Ukuran kamar hotel ini lumayan luas, 24 m2 untuk semua jenis kamar (superior double hingga executive suite). Kamar memiliki fasilitas standar seperti TV kabel, meja, dan kulkas. Beberapa kamar masih menyediakan bathtub. Rate Hotel Horison Kendari adai di kisaran Rp. 800.000. Teman Menong bisa mendapatkan diskon bila memesan via aplikasi biru.
Resto hotel berada di dekat lobi. Menu yang disajikan lumayan enak dan bervariasi. Di hotel inilah saya pertama mengenal minuman jamu disajikan di resto sebuah hotel.
Satu hal yang saya sukai dari hotel ini adalah lokasinya yang benar-benar strategis. Apalagi bagi kami yang harus mencari makan siang dan makan malam sendiri. Jejeran ruko berada tepat di samping hotel termasuk kafe atau rumah makan dengan harga yang lumayan terjangkau.
Saat berada di Kendari, saya mendapatkan telepon scam yang menyatakan saya mendapatkan hadiah dari provider Te*kom*el. Alhamdulilah, gerai GRAPARI tepat berada di seberang hotel, jadilah saya mengantri melaporkan telepon tersebut. Begitupun saat teman saya mencari charger laptop yang rusak, kami berhasil menemukan toko yang menyediakan spare part laptop dan komputer.
Jalan-jalan di Kota
Saat menginap di Hotel Srikandi, kami mencicipi mie bakso tak jauh dari hotel. Saya pun tergerak mencoba mie berwarna biru yang tak pernah saya temui di Jawa. Mie berwarna oranye sudah biasa saya cicipi di Cianjur sebagai bahan pembuat mie golosor.
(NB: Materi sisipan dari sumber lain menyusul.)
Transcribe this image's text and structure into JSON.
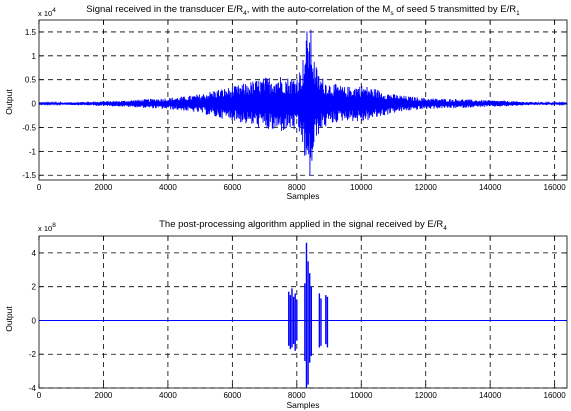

Kami juga mencoba naik angkutan umum keliling kota. Ongkos angkutan sama untuk jarak jauh atau dekat. Tujuan kami adalah pantai terdekat. Supir angkutan mengarahkan kami untuk mampir di salah satu pantai. Tak disangka, supir yang mengantar kami ternyata berasal dari daerah Buah Batu, Bandung.
Perjalanan kami ini tentu saja kami laporkan kepada rekan-rekan yang lain meski saya tak menduga respon dari teman-teman yang sibuk menggoda kami mengapa berani pergi hanya berdua saja.
FYI, kami berdua pergi di saat rekan-rekan pria sholat jumat. Pantas saja, waktu kami berfoto berdua banyak orang yang memandang kami dengan lirikan tak biasa. Ternyata konon katanya di pantai ini adalah ada bagian 'pantai tak biasa'😞. Saya sendiri tak mengerti maksudnya karena yang kami lihat hanya pedagang dan jejeran kafe biasa😕
Saat kembali ke Kendari kali berikutnya, kami diantar oleh rekan kami yang asli warga Kendari. Kami diantar ke Kendari Beach kami menikmati kuliner lokal yang banyak dijajakan di pinggir pantai. Seperti biasa, kuliner khas Sulawesi memang menggoda lidah.